To get the values you expect you should use:
-Transformer: Primary = 53,32,93
-Disconnect (C) from ground.

---

 

I followed what you said and the voltages at (A), (B) and (C) became as expected after disconnecting (C) from ground.

For the time being in the least, re-organizing the values of turns to get the right voltages could be done whenever necessary.

For instance, I guess the transformer model is of an ideal one in which its basic formulas could be applied:

V2 / V1 = N2 / N1 = I1 / I2

So, I expect, after removing the 100mR, and adjusting the transformer turns, the current in the 100R is 5.95 A, while the current at terminal A is:

(voltages and currents are peak ones)

Ia = 5.95 A * 595 V / 311 V ~= 11.4  A

The 100R is simply an arbitrary load. There is always a certain load, if not loads (one at each terminal) connected to a transformer.

=====================

Only now, I noticed that the coupling coefficient (K) cannot be set to 1 (it returns to 0.9999). So, increasing the base inductance (to 10 H, as I did) increases the series leakage inductances as well and the drops of the output voltages increases too (for the same load).

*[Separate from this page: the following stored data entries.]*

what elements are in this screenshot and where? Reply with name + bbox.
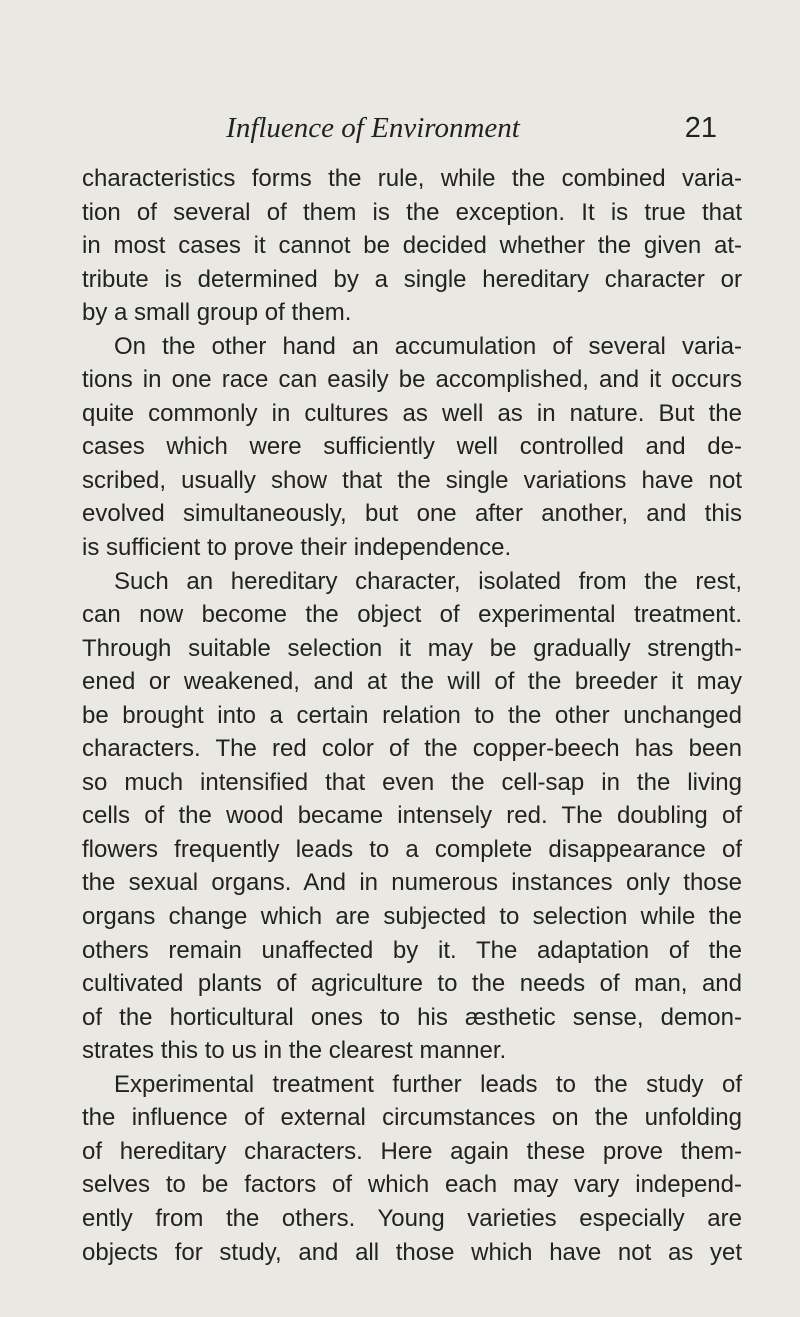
text-line: is sufficient to prove their independence. [82, 534, 512, 562]
text-line: the influence of external circumstances on the unfolding [82, 1104, 742, 1132]
text-line: Experimental treatment further leads to the study of [114, 1070, 742, 1098]
text-line: others remain unaffected by it. The adaptation of the [82, 936, 742, 964]
text-line: can now become the object of experimental treatment. [82, 601, 742, 629]
text-line: in most cases it cannot be decided whether the given at- [82, 232, 742, 260]
text-line: cases which were sufficiently well controlled and de- [82, 433, 742, 461]
body-text [82, 162, 742, 1269]
text-line: flowers frequently leads to a complete disappearance of [82, 835, 742, 863]
text-line: of hereditary characters. Here again these prove them- [82, 1137, 742, 1165]
text-line: scribed, usually show that the single variations have not [82, 466, 742, 494]
text-line: characteristics forms the rule, while the combined varia- [82, 165, 742, 192]
text-line: tions in one race can easily be accomplished, and it occurs [82, 366, 742, 394]
text-line: tribute is determined by a single hereditary character or [82, 265, 742, 293]
running-head: Influence of Environment [226, 112, 520, 144]
text-line: ened or weakened, and at the will of the breeder it may [82, 668, 742, 696]
text-line: the sexual organs. And in numerous instances only those [82, 869, 742, 897]
page-number: 21 [684, 112, 717, 144]
text-line: objects for study, and all those which have not as yet [82, 1238, 742, 1266]
text-line: quite commonly in cultures as well as in nature. But the [82, 399, 742, 427]
text-line: characters. The red color of the copper-beech has been [82, 735, 742, 763]
text-line: strates this to us in the clearest manner. [82, 1037, 507, 1065]
text-line: by a small group of them. [82, 299, 352, 327]
text-line: cells of the wood became intensely red. The doubling of [82, 802, 742, 830]
text-line: ently from the others. Young varieties especially are [82, 1204, 742, 1232]
text-line: of the horticultural ones to his æsthetic sense, demon- [82, 1003, 742, 1031]
text-line: be brought into a certain relation to the other unchanged [82, 701, 742, 729]
text-line: so much intensified that even the cell-sap in the living [82, 768, 742, 796]
text-line: evolved simultaneously, but one after another, and this [82, 500, 742, 528]
text-line: On the other hand an accumulation of several varia- [114, 332, 742, 360]
text-line: selves to be factors of which each may vary independ- [82, 1171, 742, 1199]
page-header [0, 108, 800, 148]
text-line: tion of several of them is the exception. It is true that [82, 198, 742, 226]
text-line: cultivated plants of agriculture to the needs of man, and [82, 970, 742, 998]
text-line: Through suitable selection it may be gradually strength- [82, 634, 742, 662]
text-line: Such an hereditary character, isolated from the rest, [114, 567, 742, 595]
text-line: organs change which are subjected to selection while the [82, 903, 742, 931]
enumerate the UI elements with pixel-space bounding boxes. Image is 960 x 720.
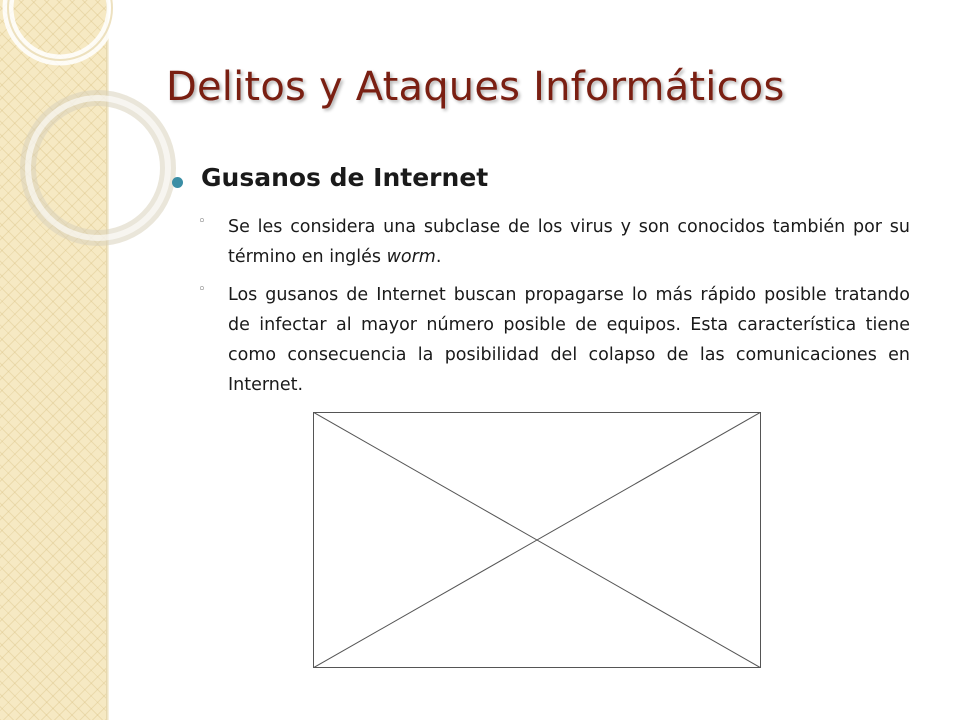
bullet-dot-icon	[172, 177, 183, 188]
bullet-heading: Gusanos de Internet	[201, 163, 489, 192]
subpoint-1-text: Se les considera una subclase de los virus y son conocidos también por su término en inglés worm.	[228, 217, 910, 267]
emphasis-worm: worm	[386, 247, 436, 267]
ring-bullet-icon: ◦	[198, 214, 206, 229]
ring-bullet-icon: ◦	[198, 282, 206, 297]
decorative-circles	[0, 0, 200, 260]
slide-title: Delitos y Ataques Informáticos	[166, 64, 785, 110]
broken-image-icon	[313, 412, 761, 668]
subpoint-2-text: Los gusanos de Internet buscan propagarse lo más rápido posible tratando de infectar al mayor número posible de equipos. Esta característica tiene como consecuencia la posibilidad del colapso de las comunicaciones en Internet.	[228, 285, 910, 395]
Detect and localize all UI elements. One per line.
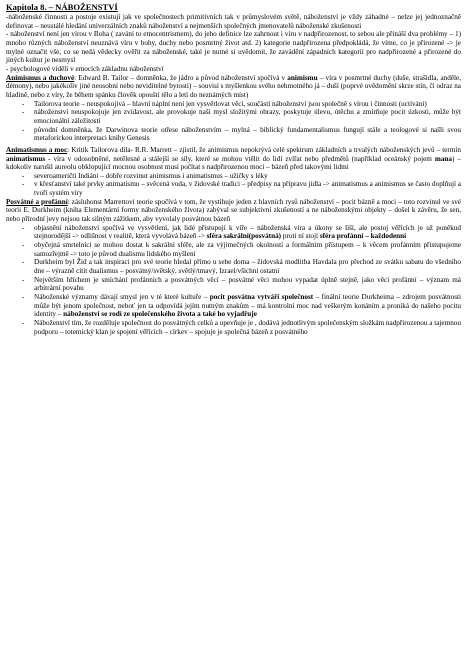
list-item: [6, 293, 461, 319]
keyword: animatismus: [6, 154, 46, 163]
keyword: mana: [434, 154, 453, 163]
intro-paragraph-2: - náboženství není jen vírou v Boha ( zavání to etnocentrismem), do jeho definice lze zahrnout i víru v nadpřirozenost, to sebou ale přináší dva problémy – 1) mnoho různých náboženství neuznává víru v bohy, duchy nebo posmrtný život atd. 2) kategorie nadpřirozena předpokládá, že víme, co je přirozené -> je mylné označit vše, co se nedá vědecky ověřit za náboženské, také je nutné si uvědomit, že zavádění západních kategorií pro nadpřirozené a přirozené do jiných kultur je nesmysl: [6, 30, 461, 65]
keyword: animismu: [287, 73, 318, 82]
item-text: obyčejná smrtelníci se mohou dostat k sakrální sféře, ale za výjimečných okolností a formálním přístupem – k věcem profánním přistupujeme samozřejmě -> toto je původ dualismu lidského myšlení: [34, 241, 461, 258]
section-text: – víra v posmrtné duchy (duše, strašidla, anděle, démony), nebo jakékoliv jiné neosobní nebo neviditelné bytosti) – souvisí s myšlenkou svého nehmotného já – duší (poprvé uvědomění skrze stín, či odraz na hladině, nebo z víry, že během spánku člověk opouští tělo a letí do neznámých míst): [6, 73, 462, 99]
item-text: – finální teorie Durkheima – zdrojem posvátnosti může být jenom společnost, neboť jen ta odpovídá jejím nutným znakům – má kontrolní moc nad veškerým konáním a proniká do našeho pocitu identity –: [34, 293, 461, 319]
section-text: : Edward B. Tailor – domněnka, že jádro a původ náboženství spočívá v: [74, 73, 288, 82]
section-text: - víra v odosobněné, netělesné a stálejší se síly, které se mohou vtělit do lidí zvířat nebo předmětů (například oceánský pojem: [45, 154, 435, 163]
list-item: - původní domněnka, že Darwinova teorie otřese náboženstvím – mylná – biblický fundamentalismus fungují stále a teologové si našli svou metaforickou interpretaci knihy Genesis: [6, 126, 461, 143]
list-item: - náboženství neuspokojuje jen zvídavost, ale provokuje naši mysl složitými obrazy, poskytuje úlevu, útěchu a zmírňuje pocit úzkosti, může být emocionální záležitostí: [6, 108, 461, 125]
bullet-list-posvatne: [6, 224, 461, 337]
list-item: [6, 319, 461, 336]
page-title: Kapitola 8. – NÁBOŽENSTVÍ: [6, 2, 118, 12]
list-item: [6, 276, 461, 293]
section-animatismus: [6, 146, 461, 172]
list-item: - v křesťanství také prvky animatismu – svěcená voda, v židovské tradici – předpisy na přípravu jídla -> animatismus a animismus se často doplňují a tvoří systém víry: [6, 180, 461, 197]
item-emphasis: sféra profánní – každodenní: [319, 232, 407, 241]
list-item: [6, 241, 461, 258]
intro-paragraph-3: - psychologové viděli v emocích základnu náboženství: [6, 64, 164, 73]
list-item: [6, 258, 461, 275]
list-item: - Tailorova teorie – neuspokojivá – hlavní náplní není jen vysvětlovat věci, součástí náboženství jsou společně s vírou i činnosti (uctívání): [6, 100, 461, 109]
list-item: [6, 224, 461, 241]
item-text: Náboženské významy dávají smysl jen v té které kultuře –: [34, 293, 210, 301]
section-posvatne: [6, 198, 461, 224]
item-text: Největším hříchem je smíchání profánních a posvátných věcí – posvátné věci mohou vypadat úplně stejně, jako věci profánní – význam má arbitrární povahu: [34, 275, 461, 293]
section-animismus: [6, 74, 461, 100]
section-heading-animatismus: Animatismus a moc: [6, 145, 68, 154]
intro-paragraph-1: -náboženské činnosti a postoje existují jak ve společnostech primitivních tak v průmyslovém světě, náboženství je vždy záhadné – nelze jej jednoznačně definovat – neustálé hledání univerzálních znaků náboženství a nejmenších společných jmenovatelů náboženské zkušenosti: [6, 13, 461, 30]
section-heading-animismus: Animismus a duchové: [6, 73, 75, 82]
item-emphasis: pocit posvátna vytváří společnost: [209, 293, 314, 301]
section-text: : Kritik Tailorova díla- R.R. Marrett – zjistil, že animismus nepokrývá celé spektrum základních a trvalých náboženských jevů – termín: [67, 145, 461, 154]
section-text: : zásluhonst Marrettovi teorie spočívá v tom, že vystihuje jeden z hlavních rysů náboženství – pocit bázně a moci – toto rozvinul ve své teorii E. Durkheim (kniha Elementární formy náboženského života) zabýval se subjektivní zkušeností a ne náboženskými objekty – došel k závěru, že sen, nebo přírodní jevy nejsou tak silným zážitkem, aby vyvolaly posvátnou bázeň: [6, 197, 461, 224]
list-item: - severoameričtí Indiáni – dobře rozvinut animismus i animatismus – užičky s léky: [6, 172, 461, 181]
bullet-list-animismus: [6, 100, 461, 143]
item-text: objasnění náboženství spočívá ve vysvětlení, jak lidé přistupují k víře – náboženská víra a úkony se liší, ale postoj věřících je už poněkud stejnorodější -> odlišnost v realitě, která vyvolává bázeň ->: [34, 223, 461, 241]
item-text: Náboženství tím, že rozděluje společnost do posvátných celků a upevňuje je , dodává jednotlivým společenským složkám nadpřirozenou a tajemnou podporu – totemický klan je spojení věřících – církev – spojuje je společná bázeň z posvátného: [34, 318, 461, 336]
bullet-list-animatismus: [6, 172, 461, 198]
item-text: Durkheim byl Žid a tak inspiraci pro své teorie hledal přímo u sebe doma – židovská modlitba Havdala pro přechod ze svátku sabatu do všedního dne – výrazně cítit dualismus – posvátný/světský, světlý/tmavý, Izrael/všichni ostatní: [34, 258, 461, 276]
item-emphasis: sféra sakrální(posvátná): [206, 232, 282, 241]
item-emphasis: náboženství se rodí ze společenského života a také ho vyjadřuje: [63, 310, 257, 319]
section-text: ) – kdokoliv narušil aureolu obklopující mocnou osobnost musí počítat s nadpřirozenou mocí – bázeň před takovými lidmi: [6, 154, 461, 172]
item-text: proti ní stojí: [281, 232, 320, 241]
section-heading-posvatne: Posvátné a profánní: [6, 197, 68, 206]
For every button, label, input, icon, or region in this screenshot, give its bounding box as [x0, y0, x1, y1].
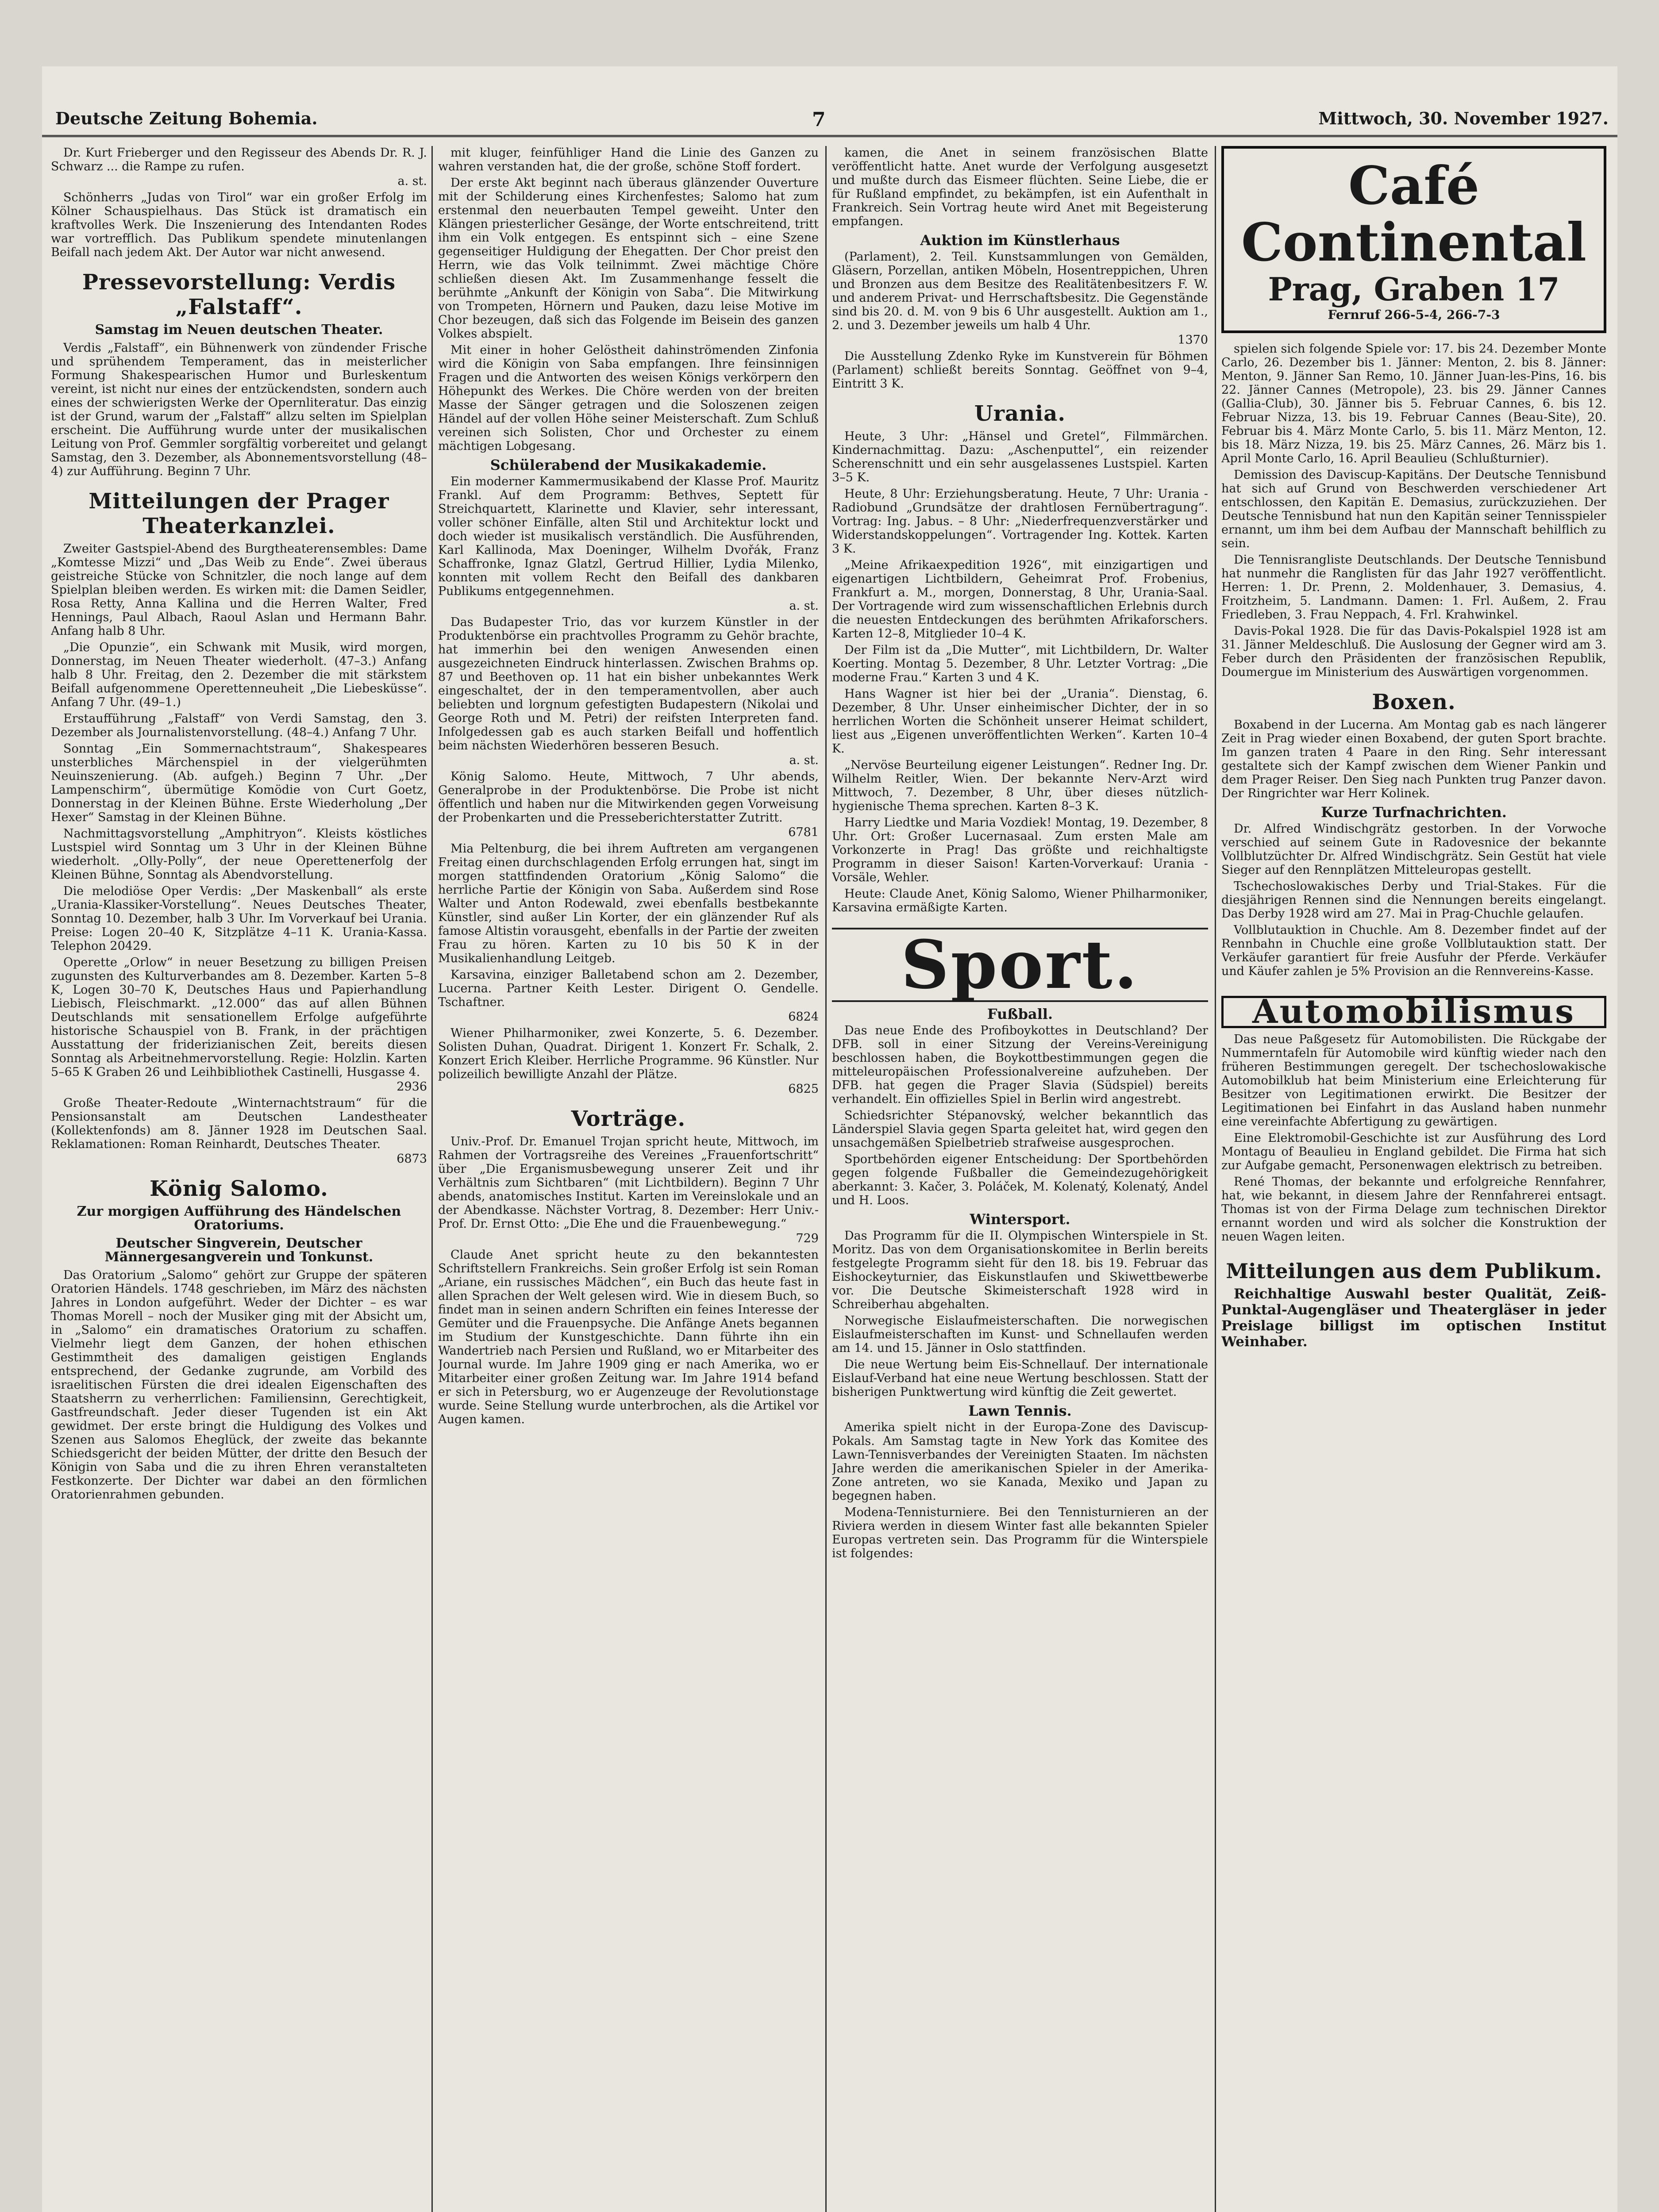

I think I will have to revise the formula which relates K and the leakage/magnetizing inductances to also find out, for example, the expected drop at (C) if loaded with 100R.

Quote from KerimF on January 31, 2024, 2:06 am

This is what I found:
The base inductance is actually the inductance of 1 turn.

So, if the primary inductance is 10 H and we set its turns to 93, the base inductance is:
L_base = L_pri/(N_pri)^2 = 10/93^2 ~= 0.001156 H = 1156 uH

Setting the base inductance to this value and K=0.9999, in this example circuit, lets the voltages and currents of the transformer be close to the real ones.

Therefore, the remaining problem is simply how to set for sure the sequence of turns in a multi-coil transformer.

Quote from arcachofo on January 31, 2024, 2:51 pm

The base inductance is actually the inductance of 1 turn.

That is a way to do it, but not necessarily.

You could use base inductance as the inductance of 1 turn and use number of turns as values.

Or you could set base inductance of the primary coil, then set the value for that coil as 1 and values for other coils as the voltage relation (or nº of turns relation).

For example in this case if 10H is the inductance of the coil with 93 turns, you could use:
Base Inductance = 10 H
Primary = 0.569892, 0.344086, 1
Values:
Coil with 93 turns: 1
Coil with 32 turns: 32/93 = 0.344086
Coil with 53 turns: 53/93 = 0.569892

Therefore, the remaining problem is simply how to set for sure the sequence of turns in a multi-coil transformer.

Why is that a problem?

 

Quote from KerimF on January 31, 2024, 3:42 pm

Quote from arcachofo on January 31, 2024, 2:51 pm

Therefore, the remaining problem is simply how to set for sure the sequence of turns in a multi-coil transformer.

Why is that a problem?

 

I thought you were thinking of it after you wrote:

"We need some kind of marker for the first coil and also for Primary/Secondary."

In our example, we had 3 coils: x-A, A-B and B-C.

I assumed that x-A is the first coil, being the lowest. But you found out that it is B-C instead.

So, when creating a ‘new’ transformer, the sequence of turns is from high to low, not from low to high.

I guess this also applies on the secondary side.

If this is the case always, you are right, there is no problem.

Quote from arcachofo on January 31, 2024, 3:47 pm

Yes, coils are always created from top to bottom. And primary is in the left side.

The problem comes if you rotate or flip the transformer.
Then there is no way to know which side is the top or bottom or primary/secondary.
So we need some kind or "marker" to indicate the top and primary side.

Quote from KerimF on January 31, 2024, 3:54 pm

Quote from arcachofo on January 31, 2024, 3:47 pm

Yes, coils are always created from top to bottom. And primary is in the left side.

The problem comes if you rotate or flip the transformer.
Then there is no way to know which side is the top or bottom or primary/secondary.
So we need some kind or "marker" to indicate the top and primary side.

Perhaps by using two colors instead of black?

One for the primary top and one for the secondary top.

Or perhaps one color only to indicate the top of the primary side.